Publication year - 2007
Publication title -
human mutation
Language(s) - English
Resource type - Journals
SCImago Journal Rank - 1.981
H-Index - 162
eISSN - 1098-1004
pISSN - 1059-7794
DOI - 10.1002/humu.20532
Subject(s) - missense mutation , biology , genetics , gene , creatine , exon , microbiology and biotechnology , mutation , biochemistry
Abstract Creatine transporter deficiency is an X‐linked mental retardation disorder caused by mutations in the creatine transporter gene ( SLC6A8 ). So far, 20 mutations in the SLC6A8 gene have been described. We have developed a diagnostic assay to test creatine uptake in fibroblasts. Additionally, we expanded the assay to characterize novel SLC6A8 missense variants. A total of 13 variants were introduced in the SLC6A8 cDNA by site‐directed mutagenesis. All variants were transiently transfected in SLC6A8‐deficient fibroblasts and tested for restoration of creatine uptake in deficient primary fibroblasts.

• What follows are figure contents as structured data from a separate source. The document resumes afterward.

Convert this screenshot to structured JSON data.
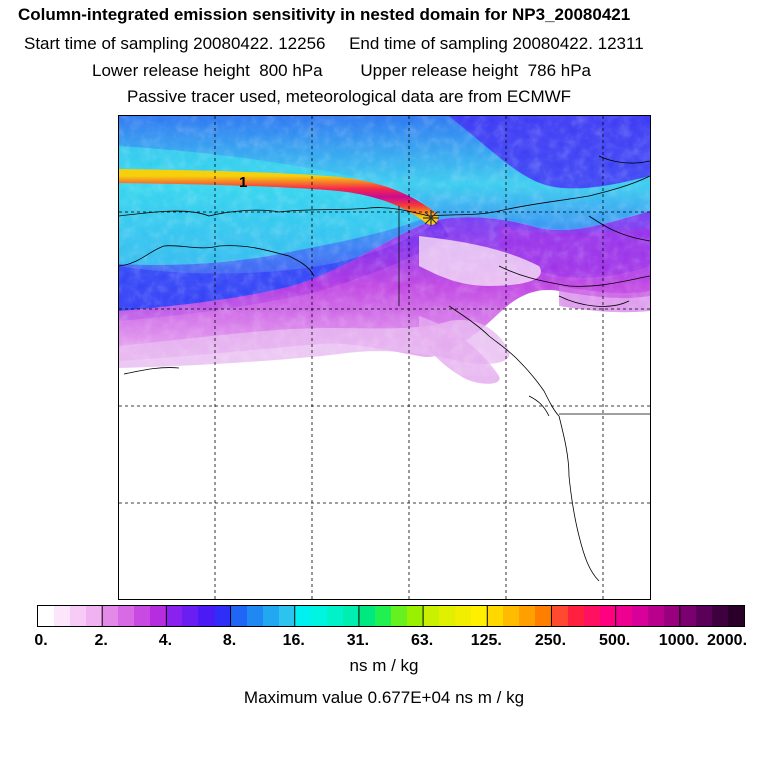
{
  "header": {
    "title": "Column-integrated emission sensitivity in nested domain for NP3_20080421",
    "line2": "Start time of sampling 20080422. 12256     End time of sampling 20080422. 12311",
    "line3": "Lower release height  800 hPa        Upper release height  786 hPa",
    "line4": "Passive tracer used, meteorological data are from ECMWF"
  },
  "map": {
    "trajectory_label": "1",
    "release_marker_icon": "asterisk-icon"
  },
  "colorbar": {
    "tick_labels": [
      "0.",
      "2.",
      "4.",
      "8.",
      "16.",
      "31.",
      "63.",
      "125.",
      "250.",
      "500.",
      "1000.",
      "2000."
    ],
    "colors": [
      "#ffffff",
      "#fbe6fb",
      "#f6ccf6",
      "#f0b2f0",
      "#e38ae9",
      "#d86ae6",
      "#c94ae3",
      "#b82cdf",
      "#8a22ef",
      "#6a1ef2",
      "#4b1af5",
      "#2e2ef8",
      "#2066f6",
      "#1f88f2",
      "#22a8f0",
      "#2cc4ee",
      "#00f0f0",
      "#00f5e0",
      "#00f2c8",
      "#00eeb0",
      "#00e880",
      "#22f050",
      "#66f020",
      "#99f000",
      "#c8f000",
      "#e0f000",
      "#f2ee00",
      "#fff000",
      "#ffd800",
      "#ffbb00",
      "#ff9f00",
      "#ff7e00",
      "#ff4a30",
      "#ff2040",
      "#ff1060",
      "#ff0080",
      "#ee0090",
      "#d80098",
      "#b8008c",
      "#98007e",
      "#7a0070",
      "#5a0058",
      "#3e003e",
      "#2a002a"
    ]
  },
  "units": "ns m / kg",
  "max_value": "Maximum value  0.677E+04 ns m / kg"
}
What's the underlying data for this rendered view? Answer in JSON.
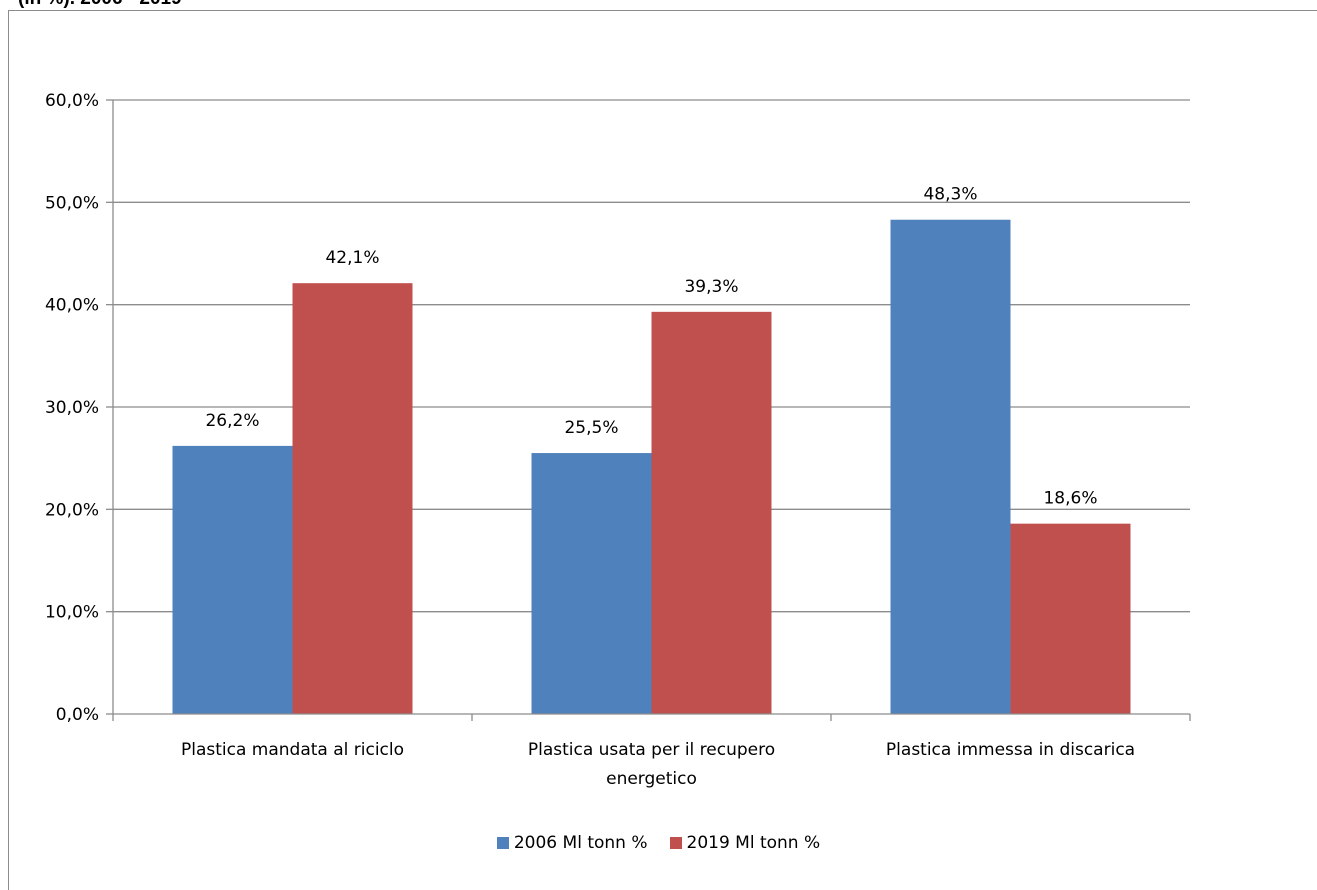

Thus, we proved that nine variants (p.Gly87Arg, p.Phe107del, p.Tyr317X, p.Asn336del, p.Cys337Trp, p.Ile347del, p.Pro390Leu, p.Arg391Trp, and p.Pro554Leu) are pathogenic mutations and four variants (p.Lys4Arg, p.Gly26Arg, p.Met560Val, and p.Val629Ile) are nonpathogenic. The present study provides an improved diagnostic tool to classify sequence variants of unknown significance. Hum Mutat 28(9), 890–896, 2007. © 2007 Wiley‐Liss, Inc.